It is a sea of white.
It's like the whole place is covered in Oscar nominees.
It's just amazing.
Yeah, that's the big controversy out here.
Now, I guess it's national.
Second year in a row, no nominations for African Americans in the big categories.
And now there's a boycott.
A lot of the actors are boycotting.
Chris Rock, scheduled to host.
Some people are asking him to step down.
It is getting so dramatic, they are thinking of turning it into a movie
with a white guy, so it gets nominated.
It's interesting, but
yeah, the Academy now is scrambling to do something about this so it doesn't keep happening.
What should they do?
A quota or
change the way people vote.
Oh, please, this is so easy to fix.
Hire Kanye West to
come to the Oscars, station him near the stage, and snatch the Oscars from the white people when they win.
Now, in a related story, the majority black town of Flint, Michigan has been poisoned when the Republican governor switched the drinking water to save money.
And Jada Pinkett says that's almost as bad as her husband not getting nominated for a third Oscar.
So let's keep things in perspective, shall we?
You know who else is mad at Flint, Michigan?
The police.
They said pumping lead into black people, that's our job.
I kid the police.
Get me a driver to go home tonight.
But hey, I think you're all excited because it's 10 days before the Iowa caucus.
The starting gun for the election, the real voting begins on the Republican side.
It is all-out war between Trump and Cruz.
Today, I love this.
Trump called Cruz too abrasive to be president.
Said the porcupine to the cactus.
I love that.
But it turns out that Trump's secret weapon all along has been Ted Cruz.
For the longest time, it was Trump who was the unthinkable one, but the power of hatred for Ted Cruz.
He's the one guy who makes people go, Tell me more about this Donald Trump.
And
Donald Trump, I tell you, he is in it to win it.
He showed it this week because he brought out Sarah Palin
in Iowa.
You saw that?
Oh,
they make quite a team.
Trump and Gump.
Fat Man and Little Brain.
It was really something.
Did you happen to see any of her speech?
Oh my God.
It was like a crazy drunk bridesmaid grabbed the mic at a wedding reception.
This woman has a thousand stupid clichΓ©s in her head.
And when she opens her mouth, it's like they're all escaping a nightclub fire.
You kind of have to see it to believe it.
So show a little bit of this so they know I'm not crazy.
Trump's candidacy, it has exposed not just that tragic, the ramifications of that betrayal of a transformation of our country.
Well, and then funny, ha ha, not funny.
But now what they're doing is wailing, well, Trump and his
trumpeters and he will negotiate deals,
kind of like with the skills of a community organizer maybe organizing a neighborhood tea and we apologize and then we bend over and say thank you, enemy.

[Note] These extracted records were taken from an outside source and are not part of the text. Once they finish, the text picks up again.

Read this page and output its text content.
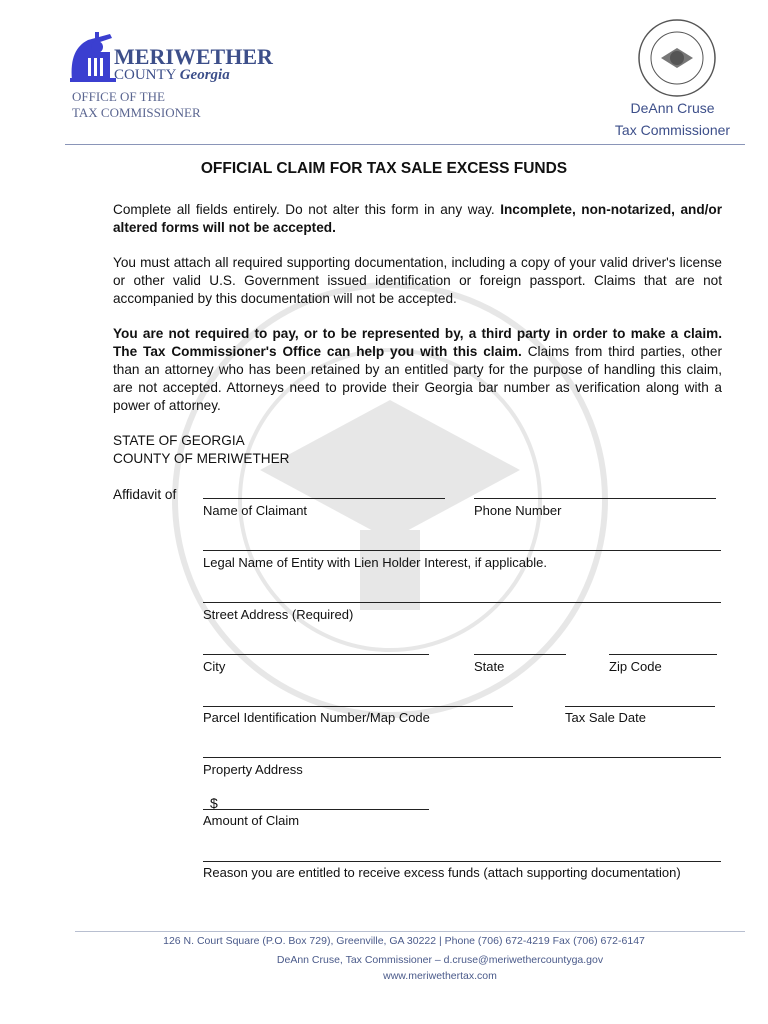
MERIWETHER
COUNTY Georgia
OFFICE OF THE
TAX COMMISSIONER	DeAnn Cruse
Tax Commissioner
OFFICIAL CLAIM FOR TAX SALE EXCESS FUNDS
Complete all fields entirely. Do not alter this form in any way. Incomplete, non-notarized, and/or altered forms will not be accepted.
You must attach all required supporting documentation, including a copy of your valid driver's license or other valid U.S. Government issued identification or foreign passport. Claims that are not accompanied by this documentation will not be accepted.
You are not required to pay, or to be represented by, a third party in order to make a claim. The Tax Commissioner's Office can help you with this claim. Claims from third parties, other than an attorney who has been retained by an entitled party for the purpose of handling this claim, are not accepted. Attorneys need to provide their Georgia bar number as verification along with a power of attorney.
STATE OF GEORGIA
COUNTY OF MERIWETHER
Affidavit of
Name of Claimant	Phone Number
Legal Name of Entity with Lien Holder Interest, if applicable.
Street Address (Required)
City	State	Zip Code
Parcel Identification Number/Map Code	Tax Sale Date
Property Address
$
Amount of Claim
Reason you are entitled to receive excess funds (attach supporting documentation)
126 N. Court Square (P.O. Box 729), Greenville, GA 30222 | Phone (706) 672-4219 Fax (706) 672-6147
DeAnn Cruse, Tax Commissioner – d.cruse@meriwethercountyga.gov
www.meriwethertax.com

You cannot put into words how much she cannot put something into words.
And you could see Trump back there.
He was not happy.
Somewhere in Arizona, John McCain is going, you should have called me, dude.
And you know,
also, the weird thing about it is that Sarah Palin has not had a job
since 2009, 2009, when Lance Armstrong was our most respected athlete.
Michael Jackson was still available for babysitting.
Getting a drink with Bill Cosby was a delightful idea.
I mean,
if America can get over all that, Republicans can't quit Sarah Palin.
And this was not even the worst part of her day.
The truth is, the day before, her son Track, who was a military veteran, was arrested for beating up his girlfriend and Palin blamed it on Obama not respecting the troops.
And that's what makes the Republicans the party of personal responsibility.
And let me tell you,
if Obama would just secure the borders, maybe Bristol would stop getting knocked up all the time.
All right, we got a great show.
John Meacham, Liz Mayer, and Alan Grayson are here.
And a little later, I'll be speaking with my good friend Seth McFarlane is backstage,
hopefully drinking.
But first he is the congressman representing Texas's 10th district, chairman of the House Homeland Security Committee.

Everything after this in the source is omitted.